Let $n\geq 1$ be an integer and suppose $S\subseteq {\mathbb R}^n$ is countable and dense. Do we have $S \cong {\mathbb Q}^n$ where both sets carry the topology inherited from the Euclidean topology on ${\mathbb R}^n$?

4$\begingroup$ Related cool fact: If $n$ is allowed to be an infinite cardinal, then all countable dense subsets of $\mathbb R^n$ are homeomorphic if and only if $n < \mathfrak p$. (The question has already been answered, but I thought you might like to know.) $\endgroup$– Will BrianSep 14, 2017 at 17:43

2$\begingroup$ And of corse everyone but me knows what $\mathfrak p$ is. $\endgroup$– Gerald EdgarSep 14, 2017 at 20:34

2$\begingroup$ @GeraldEdgar: The StoneCech remainder of the naturals, $\mathbb N^*$, has the interesting property that every nonempty $G_\delta$ set has nonempty interior. What about intersections of larger cardinality? The cardinal number $\mathfrak p$ is, by definition, the smallest cardinality of a collection of open subsets of $\mathbb N^*$ that has a nonempty intersection with empty interior. That's a formal definition. An informal definition is that $\mathfrak p$ is the cardinal where certain diagonalizationtype constructions stop working. To me, that's what makes it a really interesting number. $\endgroup$– Will BrianSep 15, 2017 at 8:36

$\begingroup$ Amazing, thanks @WillBrian! And I guess we can make this result to hold even for all $n < {\frak t}$! :) $\endgroup$– Dominic van der ZypenSep 18, 2017 at 9:54
2 Answers
According to https://arxiv.org/abs/1210.1008 Example 2(c)... yes, they are all homeomorphic to $\mathbb Q$!
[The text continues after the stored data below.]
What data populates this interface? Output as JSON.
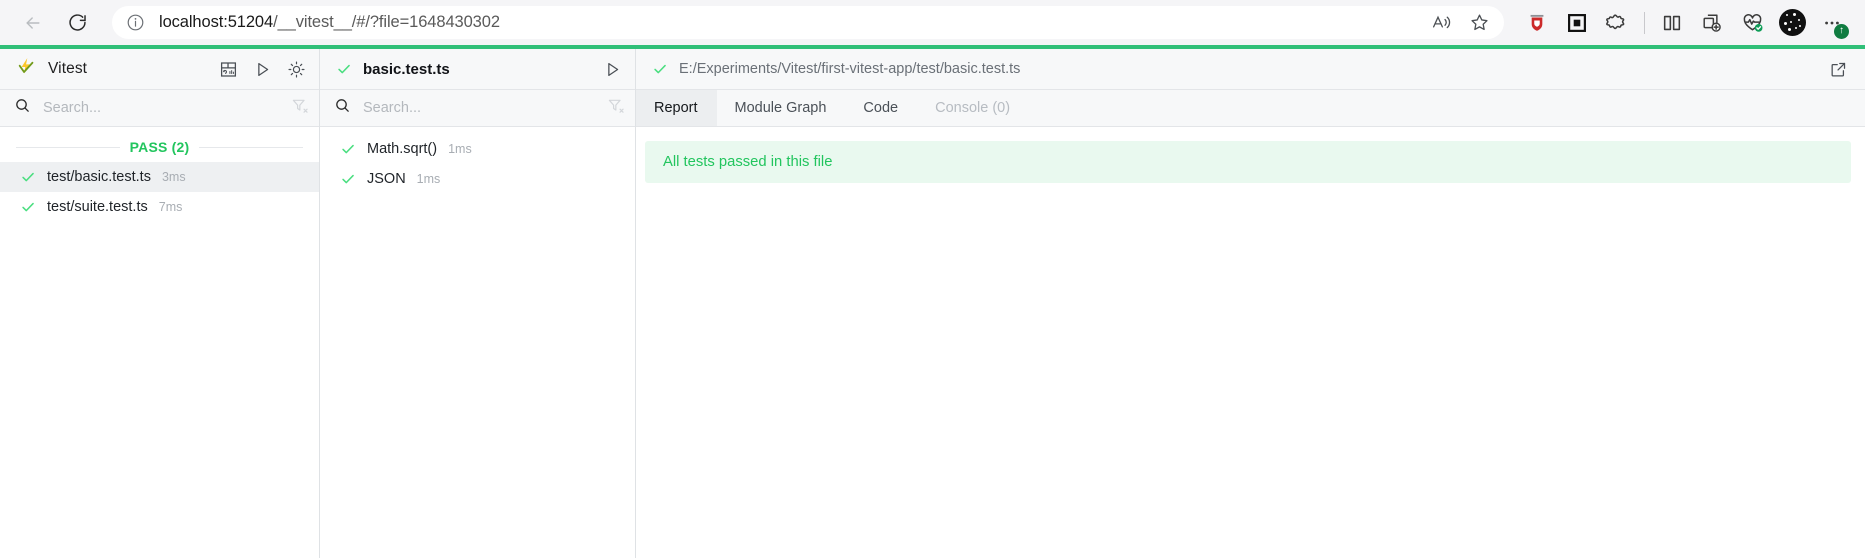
{
  "browser": {
    "back_icon": "back-arrow-icon",
    "reload_icon": "reload-icon",
    "info_icon": "info-circle-icon",
    "url_host": "localhost:51204",
    "url_path": "/__vitest__/#/?file=1648430302",
    "url_full": "localhost:51204/__vitest__/#/?file=1648430302",
    "read_aloud_icon": "read-aloud-icon",
    "favorite_icon": "star-icon",
    "extensions": [
      {
        "name": "ublock-origin-extension-icon",
        "color": "#cc2a2a"
      },
      {
        "name": "dark-reader-extension-icon",
        "color": "#111111"
      },
      {
        "name": "extensions-puzzle-icon",
        "color": "#3b3b3b"
      },
      {
        "name": "split-screen-icon",
        "color": "#3b3b3b"
      },
      {
        "name": "collections-add-icon",
        "color": "#3b3b3b"
      },
      {
        "name": "browser-essentials-icon",
        "color": "#3b3b3b"
      }
    ],
    "profile_icon": "profile-avatar",
    "settings_more_icon": "more-options-icon",
    "update_badge": "↑"
  },
  "app": {
    "accent_green": "#30bf78",
    "brand": "Vitest",
    "logo_icon": "vitest-logo-icon",
    "header_actions": [
      {
        "name": "dashboard-layout-icon",
        "label": "Layout"
      },
      {
        "name": "run-all-icon",
        "label": "Run all"
      },
      {
        "name": "theme-toggle-sun-icon",
        "label": "Toggle theme"
      }
    ]
  },
  "left_pane": {
    "search": {
      "placeholder": "Search...",
      "value": "",
      "search_icon": "search-icon",
      "filter_icon": "filter-off-icon"
    },
    "group": {
      "label": "PASS (2)",
      "color": "#22c55e"
    },
    "files": [
      {
        "name": "test/basic.test.ts",
        "time": "3ms",
        "status": "pass",
        "active": true
      },
      {
        "name": "test/suite.test.ts",
        "time": "7ms",
        "status": "pass",
        "active": false
      }
    ]
  },
  "mid_pane": {
    "title": "basic.test.ts",
    "status": "pass",
    "run_icon": "run-file-icon",
    "search": {
      "placeholder": "Search...",
      "value": "",
      "search_icon": "search-icon",
      "filter_icon": "filter-off-icon"
    },
    "tests": [
      {
        "name": "Math.sqrt()",
        "time": "1ms",
        "status": "pass"
      },
      {
        "name": "JSON",
        "time": "1ms",
        "status": "pass"
      }
    ]
  },
  "right_pane": {
    "file_path": "E:/Experiments/Vitest/first-vitest-app/test/basic.test.ts",
    "status": "pass",
    "open_external_icon": "open-in-editor-icon",
    "tabs": [
      {
        "label": "Report",
        "active": true,
        "disabled": false
      },
      {
        "label": "Module Graph",
        "active": false,
        "disabled": false
      },
      {
        "label": "Code",
        "active": false,
        "disabled": false
      },
      {
        "label": "Console (0)",
        "active": false,
        "disabled": true
      }
    ],
    "banner": {
      "text": "All tests passed in this file",
      "color": "#22c55e",
      "background": "#e9f9ef"
    }
  }
}
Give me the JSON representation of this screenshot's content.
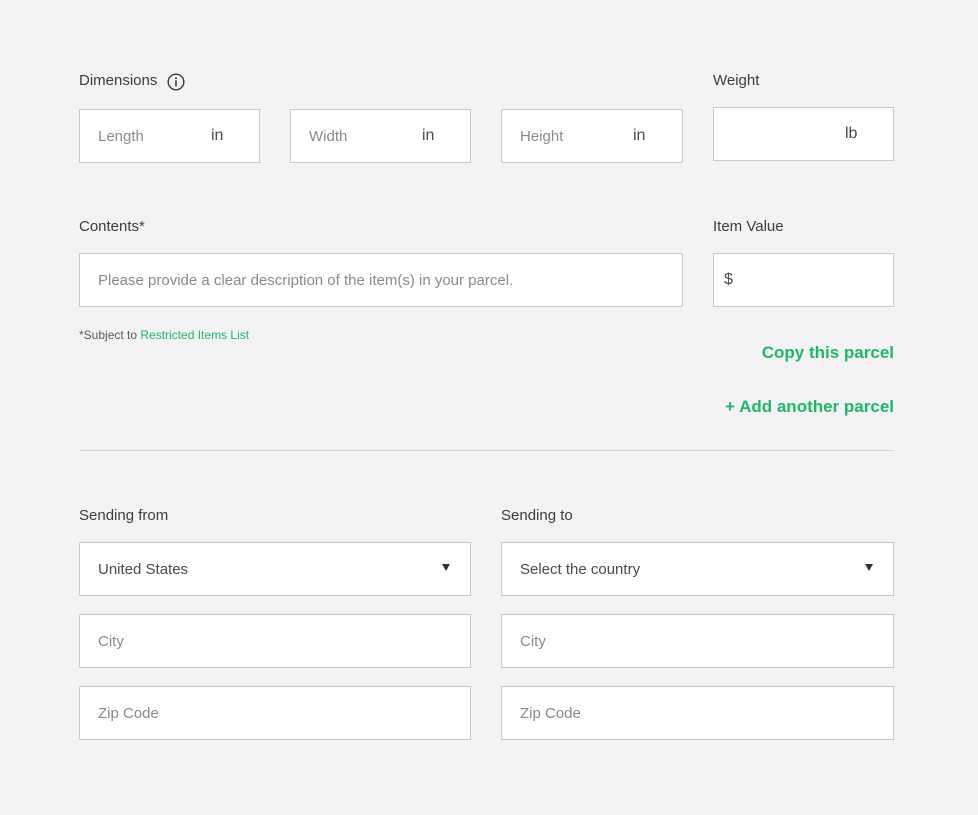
{
  "dimensions": {
    "label": "Dimensions",
    "icon": "info-icon",
    "length": {
      "placeholder": "Length",
      "unit": "in"
    },
    "width": {
      "placeholder": "Width",
      "unit": "in"
    },
    "height": {
      "placeholder": "Height",
      "unit": "in"
    }
  },
  "weight": {
    "label": "Weight",
    "unit": "lb"
  },
  "contents": {
    "label": "Contents*",
    "placeholder": "Please provide a clear description of the item(s) in your parcel.",
    "note_prefix": "*Subject to ",
    "note_link": "Restricted Items List"
  },
  "item_value": {
    "label": "Item Value",
    "currency": "$"
  },
  "actions": {
    "copy": "Copy this parcel",
    "add": "+ Add another parcel"
  },
  "from": {
    "label": "Sending from",
    "country": "United States",
    "city_placeholder": "City",
    "zip_placeholder": "Zip Code"
  },
  "to": {
    "label": "Sending to",
    "country_placeholder": "Select the country",
    "city_placeholder": "City",
    "zip_placeholder": "Zip Code"
  },
  "colors": {
    "accent": "#1fb866",
    "background": "#f3f2f5"
  }
}
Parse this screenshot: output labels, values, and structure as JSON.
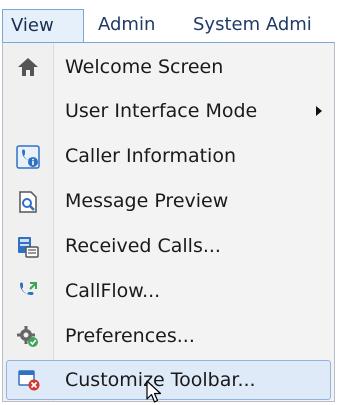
{
  "menubar": {
    "view": "View",
    "admin": "Admin",
    "system_admin": "System Admi"
  },
  "menu": {
    "items": [
      {
        "label": "Welcome Screen",
        "icon": "home-pin-icon"
      },
      {
        "label": "User Interface Mode",
        "icon": null,
        "submenu": true
      },
      {
        "label": "Caller Information",
        "icon": "caller-info-icon"
      },
      {
        "label": "Message Preview",
        "icon": "message-preview-icon"
      },
      {
        "label": "Received Calls...",
        "icon": "received-calls-icon"
      },
      {
        "label": "CallFlow...",
        "icon": "callflow-icon"
      },
      {
        "label": "Preferences...",
        "icon": "preferences-icon"
      },
      {
        "label": "Customize Toolbar...",
        "icon": "customize-toolbar-icon",
        "highlighted": true
      }
    ]
  },
  "colors": {
    "menu_text": "#1f3b66",
    "highlight_bg": "#dfeaf8",
    "highlight_border": "#8fb4e0",
    "accent_green": "#3aa655",
    "accent_red": "#d0392e",
    "icon_blue": "#2f72c4"
  }
}
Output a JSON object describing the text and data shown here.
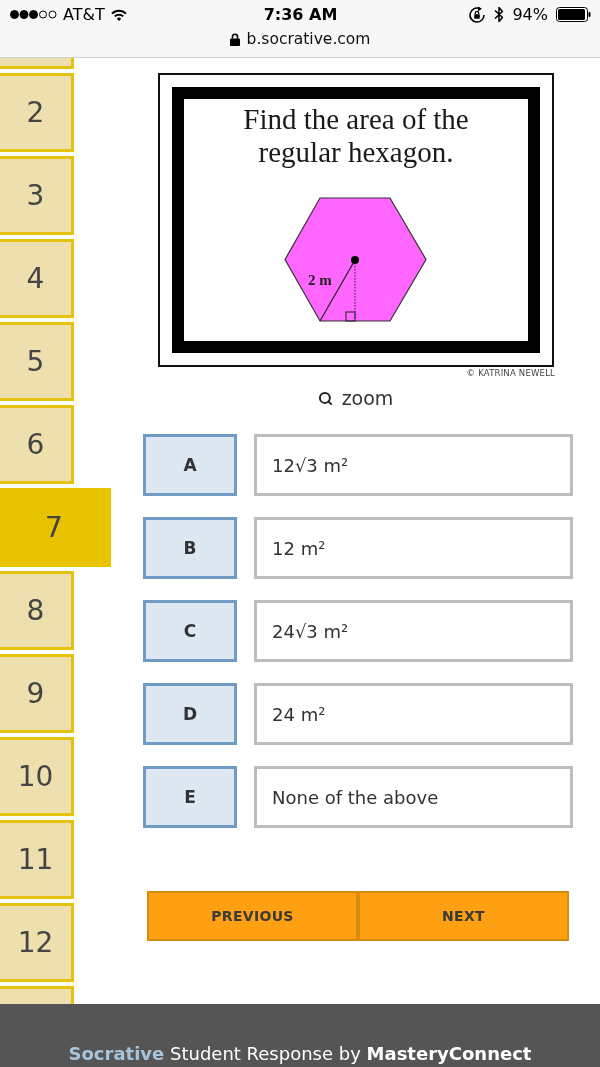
{
  "status_bar": {
    "carrier": "AT&T",
    "time": "7:36 AM",
    "battery": "94%",
    "url": "b.socrative.com"
  },
  "questions": [
    {
      "label": "2",
      "selected": false
    },
    {
      "label": "3",
      "selected": false
    },
    {
      "label": "4",
      "selected": false
    },
    {
      "label": "5",
      "selected": false
    },
    {
      "label": "6",
      "selected": false
    },
    {
      "label": "7",
      "selected": true
    },
    {
      "label": "8",
      "selected": false
    },
    {
      "label": "9",
      "selected": false
    },
    {
      "label": "10",
      "selected": false
    },
    {
      "label": "11",
      "selected": false
    },
    {
      "label": "12",
      "selected": false
    }
  ],
  "question_image": {
    "title": "Find the area of the regular hexagon.",
    "radius_label": "2 m",
    "credit": "© KATRINA NEWELL"
  },
  "zoom": {
    "label": "zoom"
  },
  "answers": [
    {
      "letter": "A",
      "text": "12√3 m²",
      "selected": false
    },
    {
      "letter": "B",
      "text": "12 m²",
      "selected": false
    },
    {
      "letter": "C",
      "text": "24√3 m²",
      "selected": false
    },
    {
      "letter": "D",
      "text": "24 m²",
      "selected": false
    },
    {
      "letter": "E",
      "text": "None of the above",
      "selected": false
    }
  ],
  "navigation": [
    {
      "label": "PREVIOUS"
    },
    {
      "label": "NEXT"
    }
  ],
  "footer": {
    "brand": "Socrative",
    "tagline": "Student Response by",
    "company": "MasteryConnect"
  }
}
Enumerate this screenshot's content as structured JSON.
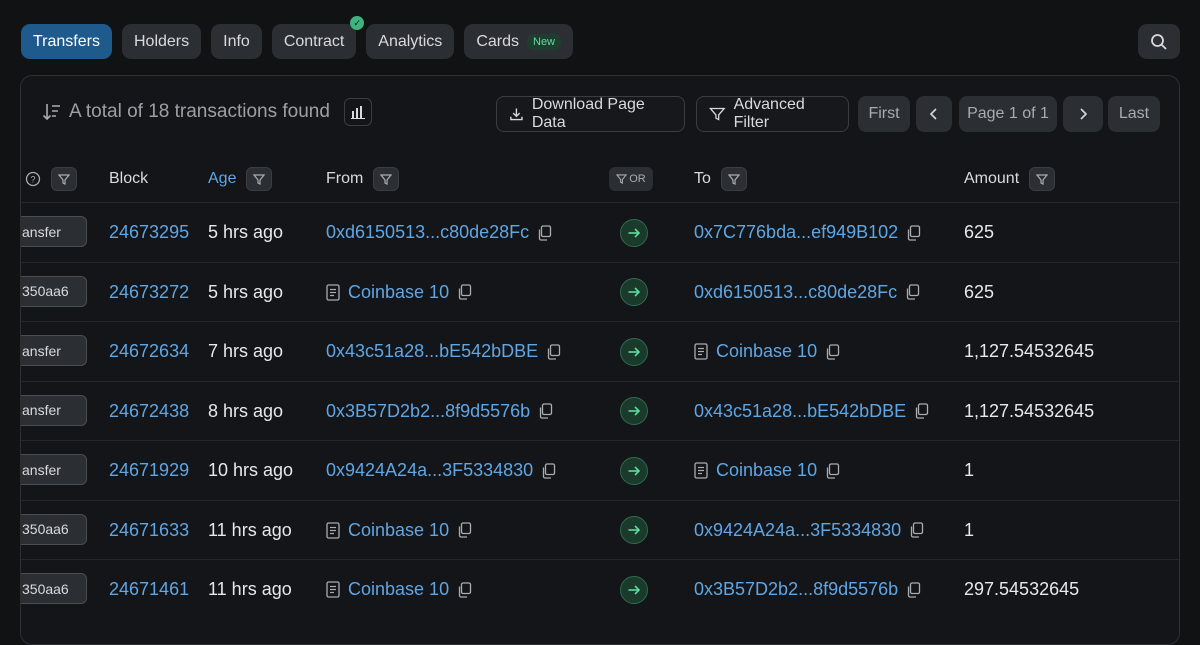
{
  "tabs": [
    {
      "label": "Transfers",
      "active": true
    },
    {
      "label": "Holders"
    },
    {
      "label": "Info"
    },
    {
      "label": "Contract",
      "verified": true
    },
    {
      "label": "Analytics"
    },
    {
      "label": "Cards",
      "badge": "New"
    }
  ],
  "summary": {
    "text": "A total of 18 transactions found"
  },
  "toolbar": {
    "download_label": "Download Page Data",
    "filter_label": "Advanced Filter"
  },
  "pagination": {
    "first": "First",
    "page": "Page 1 of 1",
    "last": "Last"
  },
  "columns": {
    "method": "",
    "block": "Block",
    "age": "Age",
    "from": "From",
    "or": "OR",
    "to": "To",
    "amount": "Amount"
  },
  "rows": [
    {
      "method": "ansfer",
      "block": "24673295",
      "age": "5 hrs ago",
      "from": "0xd6150513...c80de28Fc",
      "from_named": false,
      "to": "0x7C776bda...ef949B102",
      "to_named": false,
      "amount": "625"
    },
    {
      "method": "350aa6",
      "block": "24673272",
      "age": "5 hrs ago",
      "from": "Coinbase 10",
      "from_named": true,
      "to": "0xd6150513...c80de28Fc",
      "to_named": false,
      "amount": "625"
    },
    {
      "method": "ansfer",
      "block": "24672634",
      "age": "7 hrs ago",
      "from": "0x43c51a28...bE542bDBE",
      "from_named": false,
      "to": "Coinbase 10",
      "to_named": true,
      "amount": "1,127.54532645"
    },
    {
      "method": "ansfer",
      "block": "24672438",
      "age": "8 hrs ago",
      "from": "0x3B57D2b2...8f9d5576b",
      "from_named": false,
      "to": "0x43c51a28...bE542bDBE",
      "to_named": false,
      "amount": "1,127.54532645"
    },
    {
      "method": "ansfer",
      "block": "24671929",
      "age": "10 hrs ago",
      "from": "0x9424A24a...3F5334830",
      "from_named": false,
      "to": "Coinbase 10",
      "to_named": true,
      "amount": "1"
    },
    {
      "method": "350aa6",
      "block": "24671633",
      "age": "11 hrs ago",
      "from": "Coinbase 10",
      "from_named": true,
      "to": "0x9424A24a...3F5334830",
      "to_named": false,
      "amount": "1"
    },
    {
      "method": "350aa6",
      "block": "24671461",
      "age": "11 hrs ago",
      "from": "Coinbase 10",
      "from_named": true,
      "to": "0x3B57D2b2...8f9d5576b",
      "to_named": false,
      "amount": "297.54532645"
    }
  ],
  "colors": {
    "accent": "#1e5a8c",
    "link": "#5fa6e4",
    "background": "#111214",
    "success": "#3fb27f"
  }
}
12$\begingroup$ Oh, and the reason is Sierpinski's theorem stating that every countable, metrizable space without isolated points is homeomorphic to $\mathbb Q$. $\endgroup$ Sep 14, 2017 at 6:22

1$\begingroup$ Great  thanks for this concise answer, and it's a nice paper you pointed to! $\endgroup$ Sep 14, 2017 at 6:43

1$\begingroup$ Long ago, my friend Juliusz Jabłecki, then a high school student, wrote an article (which is apparently unavailable; I only found this), where he proved that any two countable subsets of a manifold are connected via a diffeomorphism. This preprint is cited, for example, in an article by Maciej Pietroń, which deals with Hilbert's cube. $\endgroup$ Sep 14, 2017 at 9:40

$\begingroup$ @MateuszKwaśnicki You mean dense countable subsets? $\endgroup$ Sep 14, 2017 at 10:01

$\begingroup$ @მამუკაჯიბლაძე: Yes, this is what I meant, thanks! $\endgroup$ Sep 14, 2017 at 10:07
You can learn a bit more about countable dense subsets of separable metric spaces by searching for "countable dense homogeneous space".
A separable metric space $X$ is Countable Dense Homogeneous (CDH) if given any two countable dense subsets $D$ and $E$ of $X$ there is a homeomorphism $f : X \rightarrow X$ such that $f(D) = E$.
The concept was introduced by R. Bennett in Countable dense homogeneous spaces Fund. Math., 74 (1972), pp. 189194
Theorem 3 in the paper implies that locally euclidean spaces are CDH. So not only any countable dense subset of ${\bf R}^n$ is homeomorphic to ${\bf Q}^n$, but the homeomorphism can be taken as the restriction of a global homeomorphism of ${\bf R}^n$.